À la découverte des Champs Phlégréens, entre mythe et bien-être
Entre les municipalités de Pozzuoli, Bacoli, Monte di Procida, les îles d'Ischia, Procida et Vivara s'étend la vaste zone volcanique des champs Phlégréens, techniquement une ancienne caldeira, c'est-à-dire un supervolcan en sommeil, l'un des rares à la surface de la terre.
Vous pouvez y voir plusieurs petits cratères, dont certains sont caractérisés par des solfatares, des manifestations gazeuses effusives, d'autres par des phénomènes hydrothermaux.
Les Champs Phlégréens dans la mythologie
Un lieu aussi évocateur ne pouvait qu'alimenter le mythe. Les colons grecs, par exemple, croyaient que cette terre était la tombe de certains géants vaincus par Hercule pour le compte de Zeus.
Selon la légende, les géants auraient voulu usurper le roi des dieux, et furent punis pour leur témérité. C'est précisément de là que vient le nom phlégréen : il remonte, en effet, au grec flego, qui signifie « je brûle ». Dans le mythe, les plaies des géants brûlaient : provoquées par la foudre divine, elles produisaient du feu et de l'eau.

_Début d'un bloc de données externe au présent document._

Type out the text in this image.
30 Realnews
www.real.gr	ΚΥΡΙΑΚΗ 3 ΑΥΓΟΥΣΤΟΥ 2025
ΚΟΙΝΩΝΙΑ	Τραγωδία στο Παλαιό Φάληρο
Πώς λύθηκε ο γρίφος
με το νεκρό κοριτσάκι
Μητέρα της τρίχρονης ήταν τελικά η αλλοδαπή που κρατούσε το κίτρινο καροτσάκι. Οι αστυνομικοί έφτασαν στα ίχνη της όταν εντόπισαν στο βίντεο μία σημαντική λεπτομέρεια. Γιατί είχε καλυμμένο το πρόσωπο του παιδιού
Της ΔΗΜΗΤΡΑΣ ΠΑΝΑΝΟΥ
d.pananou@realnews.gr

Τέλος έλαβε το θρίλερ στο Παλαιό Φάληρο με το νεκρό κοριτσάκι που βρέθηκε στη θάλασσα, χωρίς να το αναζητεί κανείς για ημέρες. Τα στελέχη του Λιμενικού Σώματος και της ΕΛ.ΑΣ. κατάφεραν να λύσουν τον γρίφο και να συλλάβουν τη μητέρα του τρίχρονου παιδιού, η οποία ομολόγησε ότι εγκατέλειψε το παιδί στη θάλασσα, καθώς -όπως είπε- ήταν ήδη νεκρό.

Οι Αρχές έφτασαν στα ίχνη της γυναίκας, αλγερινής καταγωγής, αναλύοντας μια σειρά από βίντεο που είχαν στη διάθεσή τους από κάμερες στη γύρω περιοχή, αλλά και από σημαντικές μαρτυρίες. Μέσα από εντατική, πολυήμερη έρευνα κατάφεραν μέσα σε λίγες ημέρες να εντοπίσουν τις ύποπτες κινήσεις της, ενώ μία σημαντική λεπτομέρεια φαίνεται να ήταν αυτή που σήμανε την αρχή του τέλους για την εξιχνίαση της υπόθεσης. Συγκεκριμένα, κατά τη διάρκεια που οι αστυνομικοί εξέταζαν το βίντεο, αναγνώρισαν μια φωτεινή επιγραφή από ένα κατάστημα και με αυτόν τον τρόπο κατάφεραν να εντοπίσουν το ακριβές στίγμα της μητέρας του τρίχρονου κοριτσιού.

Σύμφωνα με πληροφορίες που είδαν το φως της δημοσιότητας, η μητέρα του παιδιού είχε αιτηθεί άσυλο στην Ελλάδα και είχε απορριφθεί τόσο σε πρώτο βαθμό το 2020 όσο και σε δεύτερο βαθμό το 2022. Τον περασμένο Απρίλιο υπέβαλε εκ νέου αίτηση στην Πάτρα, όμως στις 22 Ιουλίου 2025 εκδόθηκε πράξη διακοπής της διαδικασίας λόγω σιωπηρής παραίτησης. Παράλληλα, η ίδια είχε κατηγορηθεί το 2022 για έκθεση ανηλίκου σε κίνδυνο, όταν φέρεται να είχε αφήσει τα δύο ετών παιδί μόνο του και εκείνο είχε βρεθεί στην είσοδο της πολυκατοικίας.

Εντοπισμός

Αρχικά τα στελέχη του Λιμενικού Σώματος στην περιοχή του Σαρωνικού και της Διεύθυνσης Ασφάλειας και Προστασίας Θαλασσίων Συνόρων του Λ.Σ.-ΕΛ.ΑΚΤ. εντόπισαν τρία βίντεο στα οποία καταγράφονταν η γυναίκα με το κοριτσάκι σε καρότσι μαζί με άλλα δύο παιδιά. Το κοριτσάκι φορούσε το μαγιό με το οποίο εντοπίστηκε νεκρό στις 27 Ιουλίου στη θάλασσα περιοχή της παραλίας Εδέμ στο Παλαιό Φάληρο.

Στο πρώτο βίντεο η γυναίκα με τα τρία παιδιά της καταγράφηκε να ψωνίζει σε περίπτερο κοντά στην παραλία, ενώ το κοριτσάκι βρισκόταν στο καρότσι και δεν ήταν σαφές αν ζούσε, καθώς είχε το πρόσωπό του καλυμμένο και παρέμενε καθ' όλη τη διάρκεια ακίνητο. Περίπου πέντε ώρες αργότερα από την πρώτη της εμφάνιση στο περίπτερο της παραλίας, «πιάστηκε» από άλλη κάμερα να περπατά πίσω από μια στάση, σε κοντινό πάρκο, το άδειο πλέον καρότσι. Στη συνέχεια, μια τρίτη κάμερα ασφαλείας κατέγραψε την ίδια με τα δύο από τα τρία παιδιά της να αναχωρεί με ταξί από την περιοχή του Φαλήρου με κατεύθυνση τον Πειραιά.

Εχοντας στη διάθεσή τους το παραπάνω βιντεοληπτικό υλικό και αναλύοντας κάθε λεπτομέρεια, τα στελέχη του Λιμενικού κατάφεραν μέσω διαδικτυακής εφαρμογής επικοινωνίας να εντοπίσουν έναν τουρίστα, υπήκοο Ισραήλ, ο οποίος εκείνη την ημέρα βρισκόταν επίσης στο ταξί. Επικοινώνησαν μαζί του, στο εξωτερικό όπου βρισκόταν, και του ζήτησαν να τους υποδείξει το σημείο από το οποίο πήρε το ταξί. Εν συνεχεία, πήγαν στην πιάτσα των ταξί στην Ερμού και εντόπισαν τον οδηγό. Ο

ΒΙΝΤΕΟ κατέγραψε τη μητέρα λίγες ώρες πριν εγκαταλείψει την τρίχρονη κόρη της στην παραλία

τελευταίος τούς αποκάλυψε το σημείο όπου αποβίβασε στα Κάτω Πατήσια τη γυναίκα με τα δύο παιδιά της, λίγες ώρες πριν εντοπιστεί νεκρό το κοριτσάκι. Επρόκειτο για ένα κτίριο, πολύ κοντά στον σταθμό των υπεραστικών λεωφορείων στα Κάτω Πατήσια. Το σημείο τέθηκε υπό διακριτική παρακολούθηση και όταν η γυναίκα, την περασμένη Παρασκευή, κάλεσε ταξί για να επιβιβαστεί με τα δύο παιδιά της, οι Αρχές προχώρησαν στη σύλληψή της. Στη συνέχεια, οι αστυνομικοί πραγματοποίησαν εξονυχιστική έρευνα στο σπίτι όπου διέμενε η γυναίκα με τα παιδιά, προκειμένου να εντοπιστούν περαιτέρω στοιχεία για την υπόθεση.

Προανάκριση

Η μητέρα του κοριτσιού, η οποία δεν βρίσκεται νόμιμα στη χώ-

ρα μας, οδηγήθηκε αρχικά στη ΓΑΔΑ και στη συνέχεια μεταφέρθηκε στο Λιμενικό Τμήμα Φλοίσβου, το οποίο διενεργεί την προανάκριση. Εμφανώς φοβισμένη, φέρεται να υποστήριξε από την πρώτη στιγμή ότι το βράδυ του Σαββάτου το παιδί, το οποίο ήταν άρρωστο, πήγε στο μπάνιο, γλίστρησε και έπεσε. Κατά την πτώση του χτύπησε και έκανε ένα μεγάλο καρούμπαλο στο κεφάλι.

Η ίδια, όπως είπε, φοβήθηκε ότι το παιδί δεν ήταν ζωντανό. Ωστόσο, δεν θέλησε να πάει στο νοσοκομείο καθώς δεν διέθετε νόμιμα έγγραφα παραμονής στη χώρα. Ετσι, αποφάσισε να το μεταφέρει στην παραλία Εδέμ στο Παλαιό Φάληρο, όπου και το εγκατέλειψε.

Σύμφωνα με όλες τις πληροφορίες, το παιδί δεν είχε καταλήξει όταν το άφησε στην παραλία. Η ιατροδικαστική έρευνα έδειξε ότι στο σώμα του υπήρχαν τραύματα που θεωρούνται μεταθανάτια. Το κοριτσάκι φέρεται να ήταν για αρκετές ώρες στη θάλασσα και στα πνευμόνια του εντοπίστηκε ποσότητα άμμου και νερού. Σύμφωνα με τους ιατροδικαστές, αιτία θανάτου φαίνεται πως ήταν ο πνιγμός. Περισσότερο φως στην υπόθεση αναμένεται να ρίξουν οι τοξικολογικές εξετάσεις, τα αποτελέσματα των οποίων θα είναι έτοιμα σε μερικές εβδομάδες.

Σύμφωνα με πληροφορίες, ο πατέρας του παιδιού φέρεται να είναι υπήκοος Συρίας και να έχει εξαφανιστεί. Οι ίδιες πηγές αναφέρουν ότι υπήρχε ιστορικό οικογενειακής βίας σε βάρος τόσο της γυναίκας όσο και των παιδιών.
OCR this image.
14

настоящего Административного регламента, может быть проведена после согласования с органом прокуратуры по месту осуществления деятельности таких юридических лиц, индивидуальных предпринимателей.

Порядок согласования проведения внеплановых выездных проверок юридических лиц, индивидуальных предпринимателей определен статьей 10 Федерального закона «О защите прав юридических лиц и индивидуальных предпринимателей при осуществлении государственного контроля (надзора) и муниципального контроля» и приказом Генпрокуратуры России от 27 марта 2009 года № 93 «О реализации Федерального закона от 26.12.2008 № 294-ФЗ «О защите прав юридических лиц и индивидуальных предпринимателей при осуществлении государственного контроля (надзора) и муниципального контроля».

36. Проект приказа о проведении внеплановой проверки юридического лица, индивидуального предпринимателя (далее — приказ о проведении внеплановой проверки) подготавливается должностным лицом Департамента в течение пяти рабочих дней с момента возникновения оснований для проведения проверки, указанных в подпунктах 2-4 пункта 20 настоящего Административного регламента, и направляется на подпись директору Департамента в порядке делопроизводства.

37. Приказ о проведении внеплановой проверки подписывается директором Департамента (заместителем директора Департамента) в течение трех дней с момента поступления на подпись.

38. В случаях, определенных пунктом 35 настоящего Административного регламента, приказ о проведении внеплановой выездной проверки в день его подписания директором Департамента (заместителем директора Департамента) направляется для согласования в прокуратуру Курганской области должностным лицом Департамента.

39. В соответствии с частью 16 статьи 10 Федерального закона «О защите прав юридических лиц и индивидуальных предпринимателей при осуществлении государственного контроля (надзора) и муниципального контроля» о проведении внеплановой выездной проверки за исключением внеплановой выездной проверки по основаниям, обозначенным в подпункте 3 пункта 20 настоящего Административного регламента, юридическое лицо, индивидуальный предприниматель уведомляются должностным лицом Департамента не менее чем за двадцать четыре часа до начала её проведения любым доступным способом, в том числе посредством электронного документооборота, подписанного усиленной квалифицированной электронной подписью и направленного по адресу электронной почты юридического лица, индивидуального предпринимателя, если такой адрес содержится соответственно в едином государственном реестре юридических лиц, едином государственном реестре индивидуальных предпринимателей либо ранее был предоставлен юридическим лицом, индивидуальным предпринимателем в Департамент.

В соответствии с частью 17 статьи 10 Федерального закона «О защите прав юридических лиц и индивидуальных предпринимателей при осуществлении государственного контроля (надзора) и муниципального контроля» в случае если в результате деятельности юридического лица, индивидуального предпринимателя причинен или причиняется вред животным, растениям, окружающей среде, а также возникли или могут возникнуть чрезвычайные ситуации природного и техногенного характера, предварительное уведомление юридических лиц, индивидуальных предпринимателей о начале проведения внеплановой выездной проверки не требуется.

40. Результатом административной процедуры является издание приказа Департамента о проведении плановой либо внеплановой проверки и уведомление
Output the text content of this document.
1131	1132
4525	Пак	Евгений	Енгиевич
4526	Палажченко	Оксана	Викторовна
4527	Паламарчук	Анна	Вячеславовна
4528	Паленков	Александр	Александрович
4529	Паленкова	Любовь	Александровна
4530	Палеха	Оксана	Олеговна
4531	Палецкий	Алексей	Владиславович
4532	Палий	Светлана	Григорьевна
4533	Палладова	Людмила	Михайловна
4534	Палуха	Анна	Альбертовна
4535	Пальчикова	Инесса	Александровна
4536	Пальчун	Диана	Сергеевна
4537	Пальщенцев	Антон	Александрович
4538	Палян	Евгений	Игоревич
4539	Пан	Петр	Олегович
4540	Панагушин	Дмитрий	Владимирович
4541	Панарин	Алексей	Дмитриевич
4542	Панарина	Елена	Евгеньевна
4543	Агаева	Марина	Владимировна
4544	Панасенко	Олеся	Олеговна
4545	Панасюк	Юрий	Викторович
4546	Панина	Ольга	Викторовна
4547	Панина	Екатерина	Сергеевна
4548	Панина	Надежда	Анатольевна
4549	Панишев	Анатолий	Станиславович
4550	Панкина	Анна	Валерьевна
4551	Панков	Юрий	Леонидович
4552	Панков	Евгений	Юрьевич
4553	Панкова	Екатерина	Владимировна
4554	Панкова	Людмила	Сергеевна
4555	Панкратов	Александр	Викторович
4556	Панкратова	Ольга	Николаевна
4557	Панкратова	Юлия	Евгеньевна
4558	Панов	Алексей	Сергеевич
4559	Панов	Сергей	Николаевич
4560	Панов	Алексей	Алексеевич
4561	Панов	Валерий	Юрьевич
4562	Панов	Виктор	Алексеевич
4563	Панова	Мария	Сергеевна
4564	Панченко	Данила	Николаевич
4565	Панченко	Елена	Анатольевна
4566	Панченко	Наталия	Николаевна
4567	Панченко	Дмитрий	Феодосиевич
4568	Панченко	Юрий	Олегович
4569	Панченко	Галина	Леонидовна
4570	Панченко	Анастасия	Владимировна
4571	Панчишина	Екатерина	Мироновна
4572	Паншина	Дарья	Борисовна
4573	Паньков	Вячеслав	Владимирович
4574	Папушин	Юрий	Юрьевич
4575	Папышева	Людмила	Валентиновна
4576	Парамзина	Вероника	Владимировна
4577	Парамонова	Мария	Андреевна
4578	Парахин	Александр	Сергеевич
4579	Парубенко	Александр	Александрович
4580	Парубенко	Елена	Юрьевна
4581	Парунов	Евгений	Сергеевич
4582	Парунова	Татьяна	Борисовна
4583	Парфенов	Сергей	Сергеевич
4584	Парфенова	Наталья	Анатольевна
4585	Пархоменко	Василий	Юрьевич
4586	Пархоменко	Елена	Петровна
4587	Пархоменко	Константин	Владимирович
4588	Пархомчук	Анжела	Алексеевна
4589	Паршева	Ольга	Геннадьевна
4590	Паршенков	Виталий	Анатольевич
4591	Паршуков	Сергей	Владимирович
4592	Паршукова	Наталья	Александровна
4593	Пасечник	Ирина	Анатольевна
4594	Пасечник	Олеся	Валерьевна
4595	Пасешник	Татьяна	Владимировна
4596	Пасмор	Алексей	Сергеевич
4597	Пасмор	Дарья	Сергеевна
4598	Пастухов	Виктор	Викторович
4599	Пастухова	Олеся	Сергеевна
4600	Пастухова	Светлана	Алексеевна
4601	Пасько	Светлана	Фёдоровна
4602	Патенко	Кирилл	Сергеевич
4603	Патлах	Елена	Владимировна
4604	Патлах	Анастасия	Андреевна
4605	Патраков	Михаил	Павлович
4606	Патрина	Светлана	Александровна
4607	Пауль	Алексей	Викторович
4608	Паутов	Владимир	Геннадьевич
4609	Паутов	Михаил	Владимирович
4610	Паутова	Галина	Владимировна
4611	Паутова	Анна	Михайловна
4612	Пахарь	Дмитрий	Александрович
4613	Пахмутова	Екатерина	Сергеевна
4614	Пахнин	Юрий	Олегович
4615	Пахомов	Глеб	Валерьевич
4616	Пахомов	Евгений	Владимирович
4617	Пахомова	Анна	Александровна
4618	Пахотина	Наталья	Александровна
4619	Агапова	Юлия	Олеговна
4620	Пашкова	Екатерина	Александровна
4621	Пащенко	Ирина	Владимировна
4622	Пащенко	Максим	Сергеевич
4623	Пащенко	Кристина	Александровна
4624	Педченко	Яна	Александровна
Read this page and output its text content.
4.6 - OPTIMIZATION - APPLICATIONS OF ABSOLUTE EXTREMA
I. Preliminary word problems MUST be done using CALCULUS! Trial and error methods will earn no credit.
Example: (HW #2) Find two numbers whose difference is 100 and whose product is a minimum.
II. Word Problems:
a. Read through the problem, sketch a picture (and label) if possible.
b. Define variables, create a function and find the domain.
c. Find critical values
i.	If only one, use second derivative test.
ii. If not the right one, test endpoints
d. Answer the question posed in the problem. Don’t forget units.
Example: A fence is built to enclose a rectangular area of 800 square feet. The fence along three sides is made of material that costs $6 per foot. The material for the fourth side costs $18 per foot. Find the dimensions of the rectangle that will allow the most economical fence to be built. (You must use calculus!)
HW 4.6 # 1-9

Virgile, dans l'Énéide, décrit également la région des Champs Phlégréens comme le lieu de sépulture de ces personnages mythologiques. Ce n'est pas un hasard si Énée commence sa descente aux enfers depuis le lac Averne, situé précisément dans les champs Phlégréens. Le mythe ne doit pas être sous-estimé : au-delà des interprétations fantaisistes, il offre en effet un tableau de l'activité volcanique de l'époque, résolument vivante.
Cuma, la première colonie grecque en Italie
Les caractéristiques géophysiques des champs Phlégréens rendent la région particulièrement fertile, et grâce au climat doux, les anciens Grecs y ont déjà construit certaines de leurs villes : la plus célèbre était Cuma, la première colonie hellénique de la Grande Grèce. Aujourd'hui, à Cuma, vous pouvez visiter l'Acropole, qui comprend l'Antro della Sibilla, à la base de la colline, tandis qu'en montant vers la forteresse, vous trouverez la tour byzantine avec le belvédère, le temple d'Apollon et le temple de Jupiter, également connus sous le nom de terrasse inférieure et terrasse supérieure. Transformés en églises au Moyen Âge, les deux temples conservent des traces de leurs origines et de leur utilisation ultérieure.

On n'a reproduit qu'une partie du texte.